People can generally climb to a height of 2500 metres relatively quickly. To allow the body to acclimatise it is wise then to take a day’s rest. After this, do not attempt to climb more than 300 metres per day (sleeping height) and after each day of climbing, spend an extra day at the same altitude. Try to eat a carbohydrate-rich diet and drink plenty of fluids. An additional litre of fluid per day is needed for every 1000 metres of altitude. Tobacco, alcohol, sleeping pills and drugs that affect a person's reactions are strongly discouraged at high altitudes. Excessive physical exertion is also unwise.


Medications
Certain medications can help prevent altitude sickness. People who have previously been affected by it may, on medical advice, take acetazolamide (Diamox ®). In exceptional circumstances the same drug may be prescribed by a doctor who knows the medical history of the traveller very well. Acetazolamide can however trigger side effects which are the same as the symptoms of altitude sickness so extreme caution is needed before prescription. Medication is certainly not a license to climb whilst experiencing any of the symptoms of altitude sickness. A descent is always necessary under such circumstances.

 

The table below shows what you should do for the best:

 

Acute mountain sickness (AMS)

 

Mild form:
 

  • do not climb any higher
  • acclimatise to the altitude gained or descend
  • take paracetamol for headaches
     

More serious form:
 

  • descend
  • take extra oxygen

 

 

Cerebral Oedema (HACE)

 

  • descend or evacuate
  • take extra oxygen
  • use medications if available

 

 

Pulmonary Oedema (HAPE)

 

  • descend or evacuate
  • take extra oxygen
  • avoid getting cold and any unnecessary exertion
  • use medication if available

 

Children
Children are just as prone to altitude sickness as adults. Their symptoms are sometimes difficult to recognise, however, and that increases the risks. When children are travelling to high altitudes it is particularly important to be alert to signs such as listlessness, refusing food, excessive crying and irritability, and take seriously the possibility that these may be the first symptoms of altitude sickness.
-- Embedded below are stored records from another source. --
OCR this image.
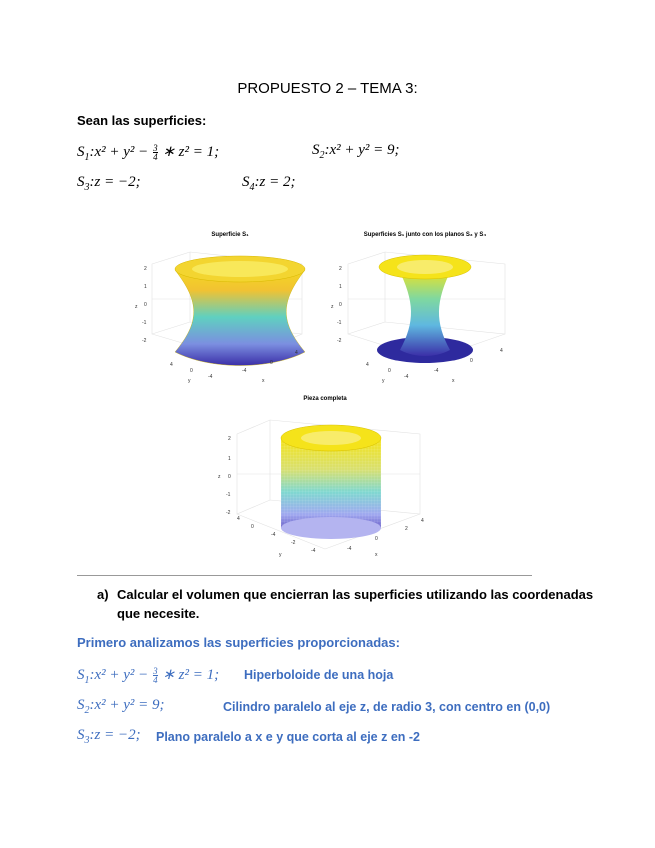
PROPUESTO 2 – TEMA 3:
Sean las superficies:
$S_1:x^2 + y^2 - \frac{3}{4}$ ∗ z² = 1;	$S_2:x^2 + y^2 = 9$;
$S_3:z = -2$;	$S_4:z = 2$;
Superficie S₁
2
1
0
-1
-2
z
y	x
4
0
-4
-4
0
4
Superficies S₁ junto con los planos S₃ y S₄
2
1
0
-1
-2
z
y	x
4
0
-4
-4
0
4
Pieza completa
2
1
0
-1
-2
z
y	x
4
0
-4
-2
-4	-4
0
2
4
a) Calcular el volumen que encierran las superficies utilizando las coordenadas
que necesite.
Primero analizamos las superficies proporcionadas:
$S_1:x^2 + y^2 - \frac{3}{4}$ ∗ z² = 1; Hiperboloide de una hoja
$S_2:x^2 + y^2 = 9$;	Cilindro paralelo al eje z, de radio 3, con centro en (0,0)
$S_3:z = -2$; Plano paralelo a x e y que corta al eje z en -2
The treatment is similar to that in adults (see table above).

 

Persons at special risk

Travel to high altitudes can entail specific risks to persons with certain pre-existing physical conditions. The most important are:

 

  • Chronic obstructive pulmonary disease (COPD): increased shortness of breath and greater difficulty with any exertion.
  • Coronary heart disease: just staying at high altitude is an effort. In addition, there is an increased risk of decompensation.
  • Hypertension: no specific problems, but blood pressure seems to rise slightly.
  • Sickle cell anaemia: an increased risk of a sickle cell crisis and therefore travel to high altitudes should be avoided. This is not a problem for genetic carriers of sickle cell anaemia (so called Sickle cell trait).
  • Diabetes: high altitudes can alter the body’s requirements for glucose and insulin, which in turn increases the risk of an adverse episodic effect. Some equipment used by persons with diabetes is less effective at high altitude.
  • Pregnancy: sleeping above 3000 metres is not recommended, nor is staying for any length of time above 5000 metres. In remote areas, access to medical care in the case of complications may be difficult.
  • Contraception: there is no known data about an increased risk of thrombosis.
  • Eye operations: previous laser treatments pose no problem. For the possible effects of other prior eye operations/treatments an ophthalmologist should be consulted.